Guide to Next 2026: Industry-by-Industry Playbooks for Turning Trends into Action

Guide to Next 2026 was built to help leaders move beyond observation and into decision-making. Grounded in research that surveyed more than 500 industry leaders and included interviews with nearly 70 experts across strategy, product, engineering, customer experience, data and AI, it reflects a simple reality: the trends shaping 2026 are shared across industries, but the actions leaders must take are not.

That is where an industry playbook matters. The path from signal to execution looks different in retail than it does in financial services, health, travel and hospitality, energy and commodities, telecom, media and technology, or transportation and mobility. What stays constant is the need to connect strategy, product, experience, engineering and data & AI so transformation happens at speed and scale.

Use the questions below as a working companion for leadership teams. They are designed to help you prioritize where to act now, where to modernize, and where to place the next strategic bets.

Retail: Turn personalization and omnichannel into operating advantage

Retail leaders are under pressure to do more than improve conversion. They need to create connected journeys across digital and physical channels, build loyalty through relevance and turn customer data into action without losing trust. In this sector, experience quality and operational agility are inseparable.
For retail, the near-term priority is often to connect content, commerce and customer insight. The leaders who win will be the ones who can test and learn continuously, create consistency across touchpoints and make relevance feel effortless.

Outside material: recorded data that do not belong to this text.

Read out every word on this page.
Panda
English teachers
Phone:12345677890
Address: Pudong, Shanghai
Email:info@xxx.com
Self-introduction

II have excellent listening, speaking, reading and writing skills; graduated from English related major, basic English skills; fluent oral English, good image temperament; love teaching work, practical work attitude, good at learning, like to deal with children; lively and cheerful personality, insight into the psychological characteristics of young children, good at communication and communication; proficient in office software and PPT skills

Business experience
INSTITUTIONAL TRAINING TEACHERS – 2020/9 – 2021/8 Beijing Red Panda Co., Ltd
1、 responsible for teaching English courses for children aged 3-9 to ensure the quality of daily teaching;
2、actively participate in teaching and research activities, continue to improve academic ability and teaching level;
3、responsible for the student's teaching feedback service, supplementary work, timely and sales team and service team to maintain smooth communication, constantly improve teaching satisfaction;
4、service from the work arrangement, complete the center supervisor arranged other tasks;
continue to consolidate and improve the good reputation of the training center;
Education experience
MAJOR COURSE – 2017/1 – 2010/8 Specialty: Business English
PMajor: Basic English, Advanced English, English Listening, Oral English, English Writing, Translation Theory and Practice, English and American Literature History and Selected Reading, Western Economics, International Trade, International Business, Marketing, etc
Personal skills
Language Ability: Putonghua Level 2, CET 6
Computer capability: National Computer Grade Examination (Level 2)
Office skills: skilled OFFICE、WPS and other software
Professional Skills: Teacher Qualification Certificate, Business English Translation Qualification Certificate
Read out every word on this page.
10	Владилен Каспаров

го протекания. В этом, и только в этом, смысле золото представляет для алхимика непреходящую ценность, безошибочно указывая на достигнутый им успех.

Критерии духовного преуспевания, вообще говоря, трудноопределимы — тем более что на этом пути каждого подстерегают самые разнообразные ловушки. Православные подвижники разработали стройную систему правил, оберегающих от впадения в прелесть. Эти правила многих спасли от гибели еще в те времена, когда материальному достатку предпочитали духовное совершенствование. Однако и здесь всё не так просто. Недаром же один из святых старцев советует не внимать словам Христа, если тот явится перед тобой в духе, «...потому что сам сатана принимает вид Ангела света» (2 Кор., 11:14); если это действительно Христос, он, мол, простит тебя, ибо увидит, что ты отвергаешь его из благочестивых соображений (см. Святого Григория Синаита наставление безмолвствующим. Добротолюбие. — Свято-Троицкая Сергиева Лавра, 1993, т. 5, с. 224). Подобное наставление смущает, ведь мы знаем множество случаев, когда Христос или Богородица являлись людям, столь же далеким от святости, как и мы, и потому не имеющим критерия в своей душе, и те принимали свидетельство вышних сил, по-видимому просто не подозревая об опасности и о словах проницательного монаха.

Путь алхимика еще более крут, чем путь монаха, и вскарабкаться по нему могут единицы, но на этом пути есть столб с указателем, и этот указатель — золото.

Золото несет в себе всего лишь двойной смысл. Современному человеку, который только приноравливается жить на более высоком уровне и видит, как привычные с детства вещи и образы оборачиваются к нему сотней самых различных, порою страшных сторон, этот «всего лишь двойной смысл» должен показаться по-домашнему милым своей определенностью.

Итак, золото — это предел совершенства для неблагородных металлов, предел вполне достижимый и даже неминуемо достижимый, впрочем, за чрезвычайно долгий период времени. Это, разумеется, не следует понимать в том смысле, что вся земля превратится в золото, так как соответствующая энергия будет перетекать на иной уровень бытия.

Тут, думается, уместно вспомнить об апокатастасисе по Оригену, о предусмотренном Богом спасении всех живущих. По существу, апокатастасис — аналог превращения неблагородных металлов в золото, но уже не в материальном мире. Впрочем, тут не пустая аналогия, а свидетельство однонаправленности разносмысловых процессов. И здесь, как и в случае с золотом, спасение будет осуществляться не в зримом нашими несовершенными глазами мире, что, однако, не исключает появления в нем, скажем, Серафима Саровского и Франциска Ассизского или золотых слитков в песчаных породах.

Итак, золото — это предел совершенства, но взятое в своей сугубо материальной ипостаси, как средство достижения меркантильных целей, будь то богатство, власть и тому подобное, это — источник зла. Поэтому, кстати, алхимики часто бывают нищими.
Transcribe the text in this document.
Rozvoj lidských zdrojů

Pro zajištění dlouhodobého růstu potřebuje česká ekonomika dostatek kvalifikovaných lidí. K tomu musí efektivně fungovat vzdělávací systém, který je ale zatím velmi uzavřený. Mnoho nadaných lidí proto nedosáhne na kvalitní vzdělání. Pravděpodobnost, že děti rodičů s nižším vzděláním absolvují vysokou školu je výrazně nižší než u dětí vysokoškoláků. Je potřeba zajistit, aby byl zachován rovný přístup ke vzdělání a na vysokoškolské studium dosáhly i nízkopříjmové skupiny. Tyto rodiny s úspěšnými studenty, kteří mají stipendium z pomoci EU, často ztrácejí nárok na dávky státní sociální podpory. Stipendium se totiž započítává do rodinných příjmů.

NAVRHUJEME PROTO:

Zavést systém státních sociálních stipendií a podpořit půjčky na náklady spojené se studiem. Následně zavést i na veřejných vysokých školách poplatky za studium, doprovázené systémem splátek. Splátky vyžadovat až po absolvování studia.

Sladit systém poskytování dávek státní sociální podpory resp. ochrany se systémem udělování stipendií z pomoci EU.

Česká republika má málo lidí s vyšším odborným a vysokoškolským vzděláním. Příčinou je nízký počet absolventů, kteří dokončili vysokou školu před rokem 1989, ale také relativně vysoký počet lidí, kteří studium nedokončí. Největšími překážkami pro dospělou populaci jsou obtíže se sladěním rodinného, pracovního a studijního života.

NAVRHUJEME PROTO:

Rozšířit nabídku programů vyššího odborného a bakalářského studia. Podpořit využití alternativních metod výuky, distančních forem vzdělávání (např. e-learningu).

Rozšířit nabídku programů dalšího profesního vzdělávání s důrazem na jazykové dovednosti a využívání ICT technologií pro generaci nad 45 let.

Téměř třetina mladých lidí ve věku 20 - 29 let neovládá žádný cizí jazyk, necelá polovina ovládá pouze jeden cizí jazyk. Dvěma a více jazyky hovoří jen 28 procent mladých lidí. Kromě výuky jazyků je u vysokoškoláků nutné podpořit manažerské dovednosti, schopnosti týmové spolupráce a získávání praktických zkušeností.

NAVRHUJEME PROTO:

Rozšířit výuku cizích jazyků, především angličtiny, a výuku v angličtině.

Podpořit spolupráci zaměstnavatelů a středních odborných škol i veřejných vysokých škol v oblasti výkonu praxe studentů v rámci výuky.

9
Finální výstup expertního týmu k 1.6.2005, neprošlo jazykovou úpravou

Financial Services: Modernize for resilience, trust and speed

In financial services, transformation is shaped by regulation, risk and the need for always-on reliability. That makes modernization more than a technology agenda. It is a business resilience agenda. Leaders must balance innovation with governance, customer expectations with compliance, and AI opportunity with operational control.
For this sector, priorities often diverge toward platform resilience, service availability and modernization that reduces tech debt without introducing new risk. The goal is not innovation for its own sake. It is a faster, safer and more adaptive institution.

Health: Improve outcomes by connecting experience, trust and operational intelligence

Health organizations are expected to deliver more human, more connected and more intuitive experiences while operating in highly regulated environments. That raises the bar for transformation: better experiences must be paired with stronger governance, better data and systems that support both patients and employees.
In health, experience transformation is not cosmetic. It is a lever for access, confidence and performance. The strongest leaders will focus on making complex systems feel simpler for the people who depend on them most.

Travel and Hospitality: Use AI to reimagine discovery, service and loyalty

Travel and hospitality organizations compete on moments that feel personal, timely and low friction. That makes this sector especially sensitive to the quality of digital experience. As AI matures, leaders have an opportunity to reinvent how customers discover, book and navigate travel while also improving internal operations and employee enablement.
For this sector, AI-enabled experience innovation is becoming a defining priority. Organizations that turn data into more intuitive travel discovery and more relevant service can create stronger loyalty while unlocking new operational efficiency.

Energy and Commodities: Build adaptability into the core

Energy and commodities leaders face a different mix of pressures: market volatility, operational complexity, sustainability expectations and the need to modernize deeply embedded systems. In this environment, transformation must increase visibility, responsiveness and resilience across both customer-facing and operational domains.
In this sector, priorities often center on modernization that enables better decisions under pressure. Leaders should focus on building a digital core that can absorb disruption rather than react to it.

Telecom, Media and Technology: Monetize relevance in real time

For telecom, media and technology companies, the challenge is not simply keeping up with digital disruption. It is turning speed, connectivity and intelligence into differentiated products and more valuable customer relationships. These sectors are uniquely positioned to create new digital touchpoints, but only if the underlying business is ready to act on data fast.
Success in this sector depends on the ability to move from experimentation to scaled execution. The advantage goes to organizations that connect innovation with operating discipline.

Transportation and Mobility: Create connected journeys with resilient systems behind them

Transportation and mobility organizations must manage customer expectations for convenience and visibility while modernizing the systems that power movement, coordination and service reliability. That makes transformation both experience-led and operations-led.
In mobility, value is created when digital experiences are tightly linked to operational performance. The organizations that lead will be those that make every journey feel more connected because the business behind it is more connected too.

From trend to action

The real test of Guide to Next 2026 is not whether leaders recognize the trends. It is whether they can act on them with enough clarity and speed to create advantage. That means asking sharper questions, aligning teams around shared priorities and making sure strategy, product, experience, engineering and data & AI are working as one system.

Every industry has its own pressures, but the leadership imperative is the same: modernize what is holding you back, invest where customer and business value intersect and build the organizational muscle to adapt again. The companies that do this well will not just respond to 2026. They will shape what comes next.